7. Getting Advice From Friends Or Family Who Don’t Understand- What You’ve Tried: Maybe you've confided in or vented to friends or other family members, hoping for someone to hear you out or at least confirm you're not crazy. That things really are messed up and hard with your mom.
- Why It’s Not Working: Friends and family likely don't have the same relationship with your mom that you do, because they aren't her kid. They experience her in a different way. They may not understand the ways your relationship with your mom are impacting you, and may unintentionally minimize or all out dismiss your feelings or experiences. Or, they may try to give you advice to “just get over it,” or "look past it," or "I'm sure she didn't mean it like that." Successfully leaving you feeling even more alone, guilty for having your reactions, further steeped in shame, and less likely to feel like you can tell anyone what you're going through.
8. Hoping Things Will "Get Better" Over Time- What You’ve Tried: You might be holding onto the hope that things will naturally improve over time. Maybe your mom will change or learn to see things differently if you just keep trying.
- Why It’s Not Working: This keeps you stuck in a cycle of pain and abuse. I'll never tell you that your mom, or other people for that matter, can't change.
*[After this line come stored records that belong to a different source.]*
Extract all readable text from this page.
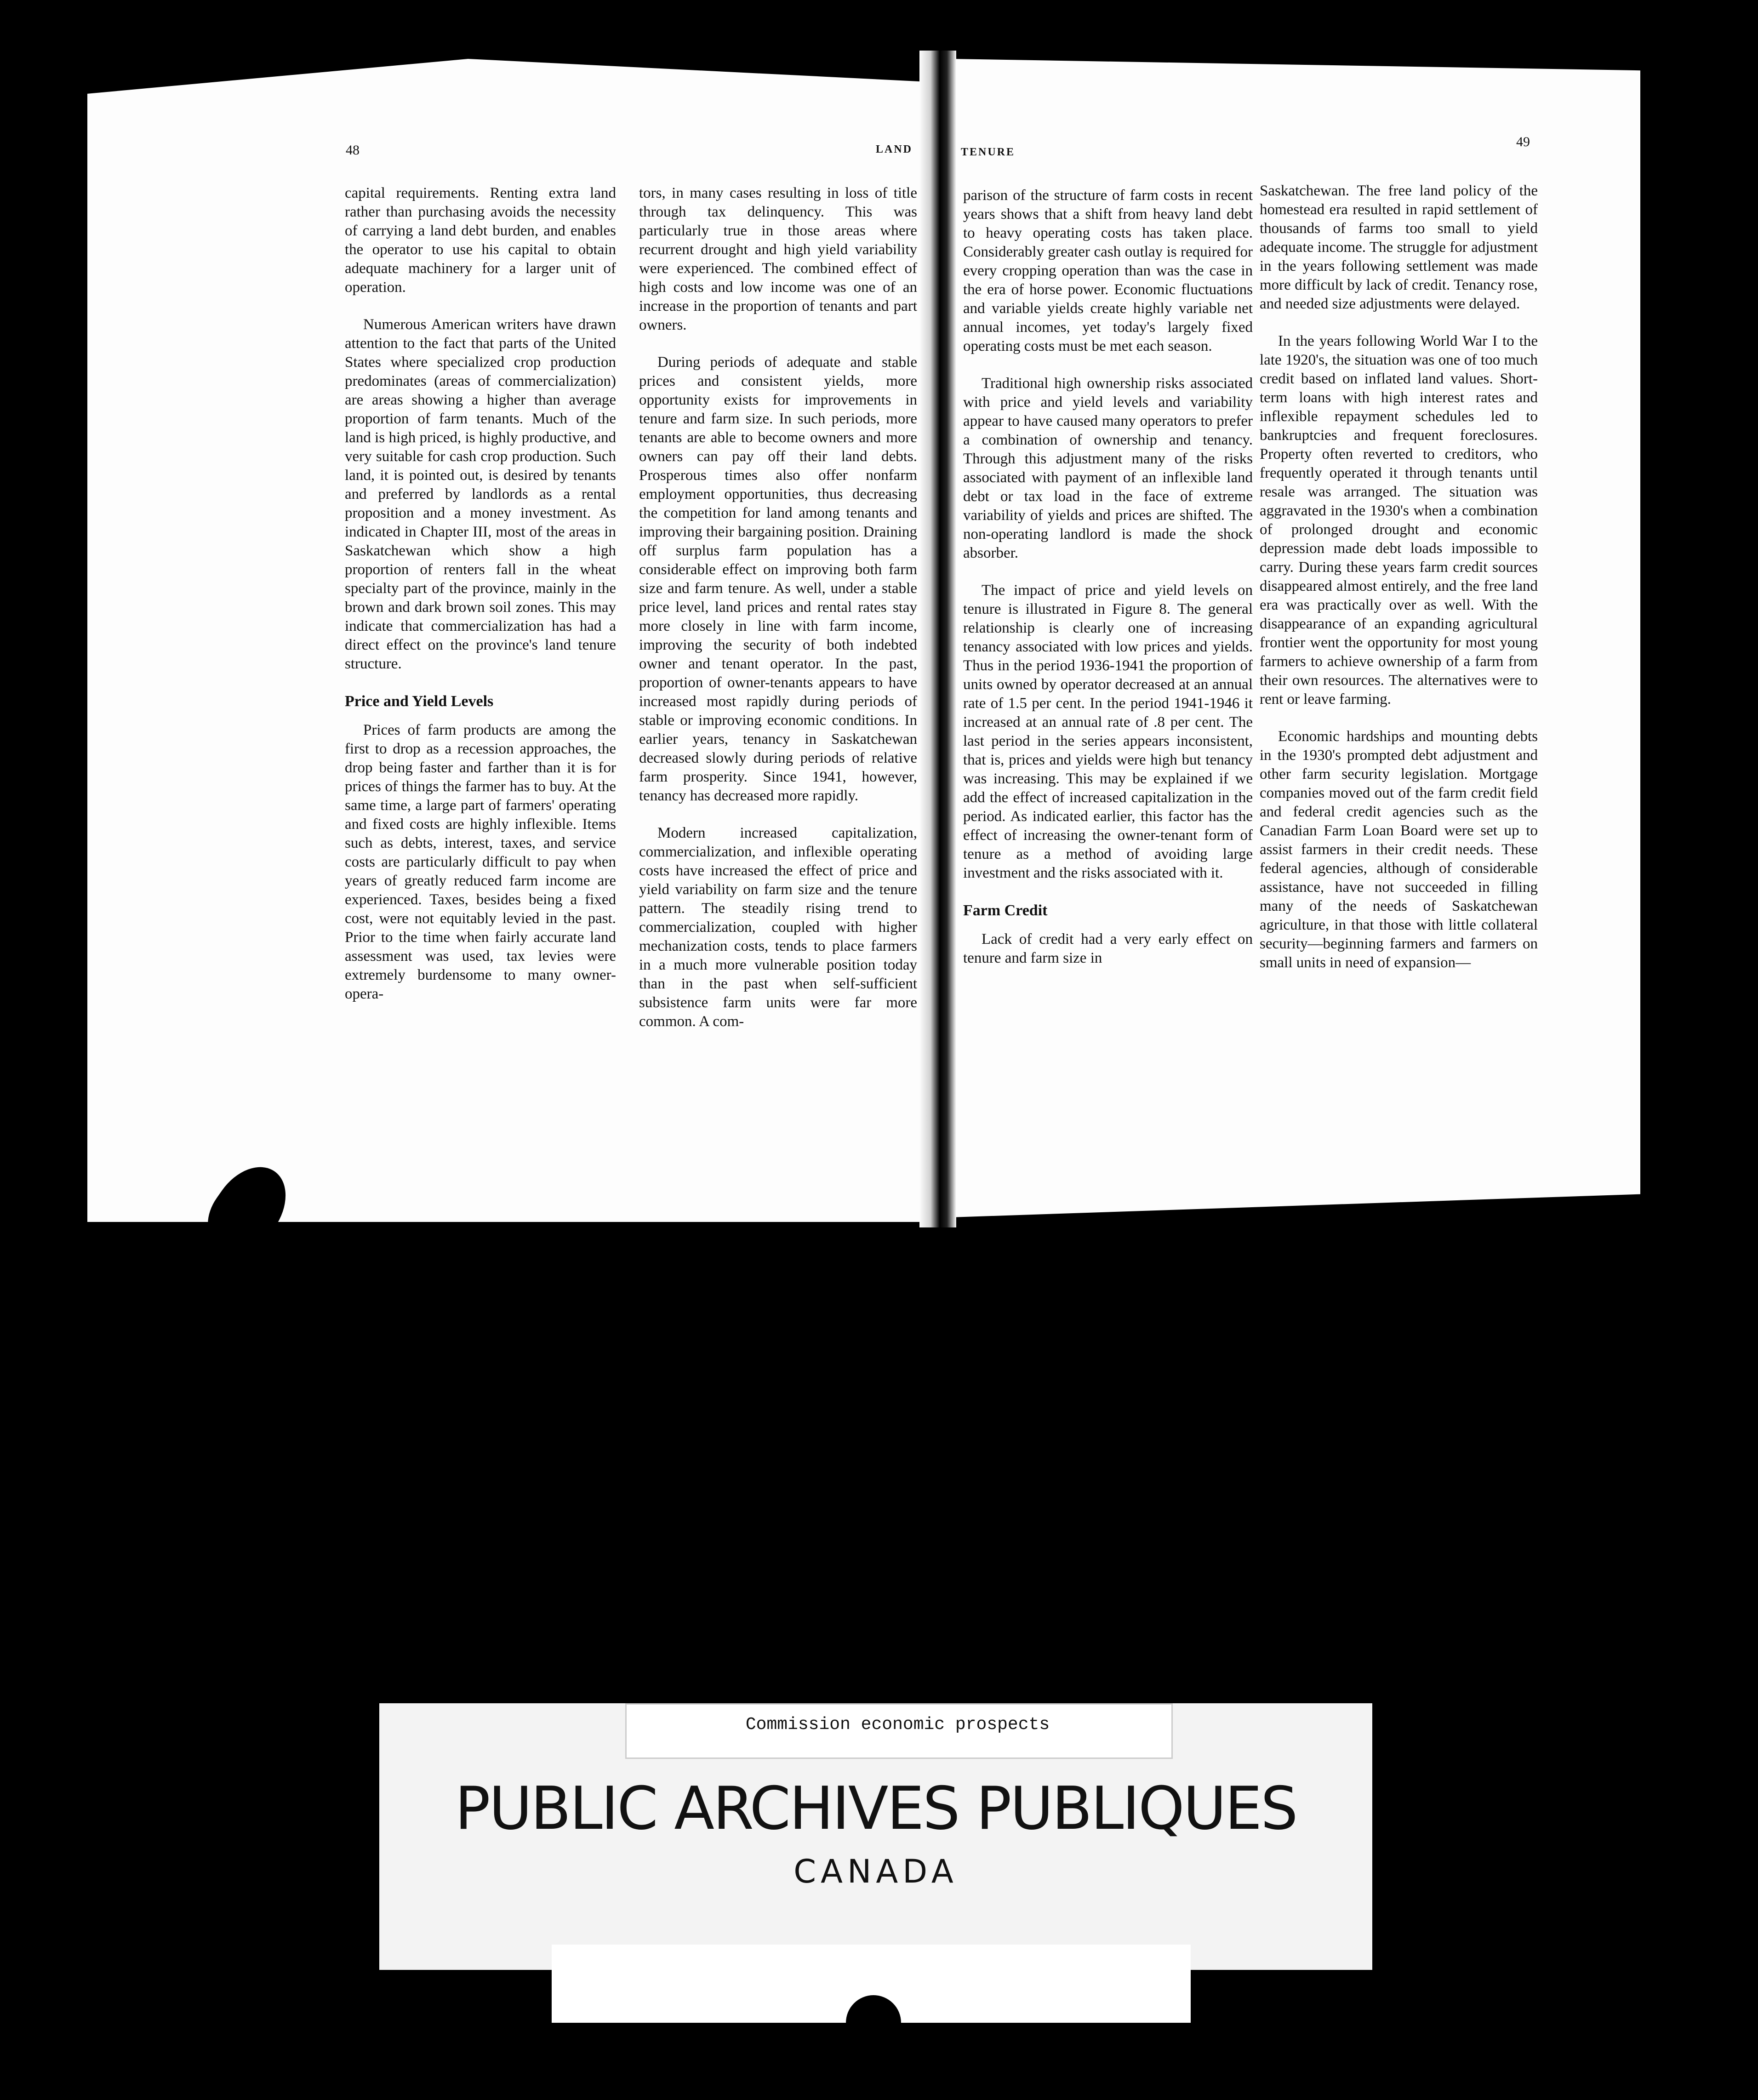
48	LAND	TENURE
49

capital requirements. Renting extra land rather than purchasing avoids the necessity of carrying a land debt burden, and enables the operator to use his capital to obtain adequate machinery for a larger unit of operation.

Numerous American writers have drawn attention to the fact that parts of the United States where specialized crop production predominates (areas of commercialization) are areas showing a higher than average proportion of farm tenants. Much of the land is high priced, is highly productive, and very suitable for cash crop production. Such land, it is pointed out, is desired by tenants and preferred by landlords as a rental proposition and a money investment. As indicated in Chapter III, most of the areas in Saskatchewan which show a high proportion of renters fall in the wheat specialty part of the province, mainly in the brown and dark brown soil zones. This may indicate that commercialization has had a direct effect on the province's land tenure structure.

Price and Yield Levels

Prices of farm products are among the first to drop as a recession approaches, the drop being faster and farther than it is for prices of things the farmer has to buy. At the same time, a large part of farmers' operating and fixed costs are highly inflexible. Items such as debts, interest, taxes, and service costs are particularly difficult to pay when years of greatly reduced farm income are experienced. Taxes, besides being a fixed cost, were not equitably levied in the past. Prior to the time when fairly accurate land assessment was used, tax levies were extremely burdensome to many owner-opera-

tors, in many cases resulting in loss of title through tax delinquency. This was particularly true in those areas where recurrent drought and high yield variability were experienced. The combined effect of high costs and low income was one of an increase in the proportion of tenants and part owners.

During periods of adequate and stable prices and consistent yields, more opportunity exists for improvements in tenure and farm size. In such periods, more tenants are able to become owners and more owners can pay off their land debts. Prosperous times also offer nonfarm employment opportunities, thus decreasing the competition for land among tenants and improving their bargaining position. Draining off surplus farm population has a considerable effect on improving both farm size and farm tenure. As well, under a stable price level, land prices and rental rates stay more closely in line with farm income, improving the security of both indebted owner and tenant operator. In the past, proportion of owner-tenants appears to have increased most rapidly during periods of stable or improving economic conditions. In earlier years, tenancy in Saskatchewan decreased slowly during periods of relative farm prosperity. Since 1941, however, tenancy has decreased more rapidly.

Modern increased capitalization, commercialization, and inflexible operating costs have increased the effect of price and yield variability on farm size and the tenure pattern. The steadily rising trend to commercialization, coupled with higher mechanization costs, tends to place farmers in a much more vulnerable position today than in the past when self-sufficient subsistence farm units were far more common. A com-

parison of the structure of farm costs in recent years shows that a shift from heavy land debt to heavy operating costs has taken place. Considerably greater cash outlay is required for every cropping operation than was the case in the era of horse power. Economic fluctuations and variable yields create highly variable net annual incomes, yet today's largely fixed operating costs must be met each season.

Traditional high ownership risks associated with price and yield levels and variability appear to have caused many operators to prefer a combination of ownership and tenancy. Through this adjustment many of the risks associated with payment of an inflexible land debt or tax load in the face of extreme variability of yields and prices are shifted. The non-operating landlord is made the shock absorber.

The impact of price and yield levels on tenure is illustrated in Figure 8. The general relationship is clearly one of increasing tenancy associated with low prices and yields. Thus in the period 1936-1941 the proportion of units owned by operator decreased at an annual rate of 1.5 per cent. In the period 1941-1946 it increased at an annual rate of .8 per cent. The last period in the series appears inconsistent, that is, prices and yields were high but tenancy was increasing. This may be explained if we add the effect of increased capitalization in the period. As indicated earlier, this factor has the effect of increasing the owner-tenant form of tenure as a method of avoiding large investment and the risks associated with it.

Farm Credit

Lack of credit had a very early effect on tenure and farm size in

Saskatchewan. The free land policy of the homestead era resulted in rapid settlement of thousands of farms too small to yield adequate income. The struggle for adjustment in the years following settlement was made more difficult by lack of credit. Tenancy rose, and needed size adjustments were delayed.

In the years following World War I to the late 1920's, the situation was one of too much credit based on inflated land values. Short-term loans with high interest rates and inflexible repayment schedules led to bankruptcies and frequent foreclosures. Property often reverted to creditors, who frequently operated it through tenants until resale was arranged. The situation was aggravated in the 1930's when a combination of prolonged drought and economic depression made debt loads impossible to carry. During these years farm credit sources disappeared almost entirely, and the free land era was practically over as well. With the disappearance of an expanding agricultural frontier went the opportunity for most young farmers to achieve ownership of a farm from their own resources. The alternatives were to rent or leave farming.

Economic hardships and mounting debts in the 1930's prompted debt adjustment and other farm security legislation. Mortgage companies moved out of the farm credit field and federal credit agencies such as the Canadian Farm Loan Board were set up to assist farmers in their credit needs. These federal agencies, although of considerable assistance, have not succeeded in filling many of the needs of Saskatchewan agriculture, in that those with little collateral security—beginning farmers and farmers on small units in need of expansion—

Commission economic prospects
PUBLIC ARCHIVES PUBLIQUES
CANADA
But what's important is realizing that time alone won’t be what likely changes her deeply ingrained behaviors or beliefs, or what transforms the relationship you have with your mother into one that's healthy.
9. Becoming Who You Think Your Mom Wants You To Be- What You’ve Tried: Attempting to suppress, deny, or hide away whole parts of your identity, like your beliefs, relationships you'd want to be in, or choices about how you wish you could to live your life, from the perspective of trying to avoid disappointing your mother.
- Why It’s Not Working: Denying parts of yourself to make your mom happy increases a sense of inner conflict, builds resentment, and creates a deep sense of loss. Not being allowed to live your life in a way that feels true and good to you also conditions your brain to abandon the things that make you "you". Training your brain to understand that it's not safe or acceptable to be yourself. That it's too risky and it only hurts you if people see the real you.
You wanting or realizing you need help is not a bad thing. You are not bad or broken for needing help. Having this kind of relationship with your mom impacts every area of your life.
So, it feels hard because it IS hard. Especially if you're trying to navigate it alone or without someone in your corner who really gets your situation. You don't have to stay stuck in feeling lost, drained, or disconnected from yourself. Therapy can be a game changer where you'll not only get new strategies to implement that actually work and ways to prioritize your own wellbeing and support authentic, healthy relationships.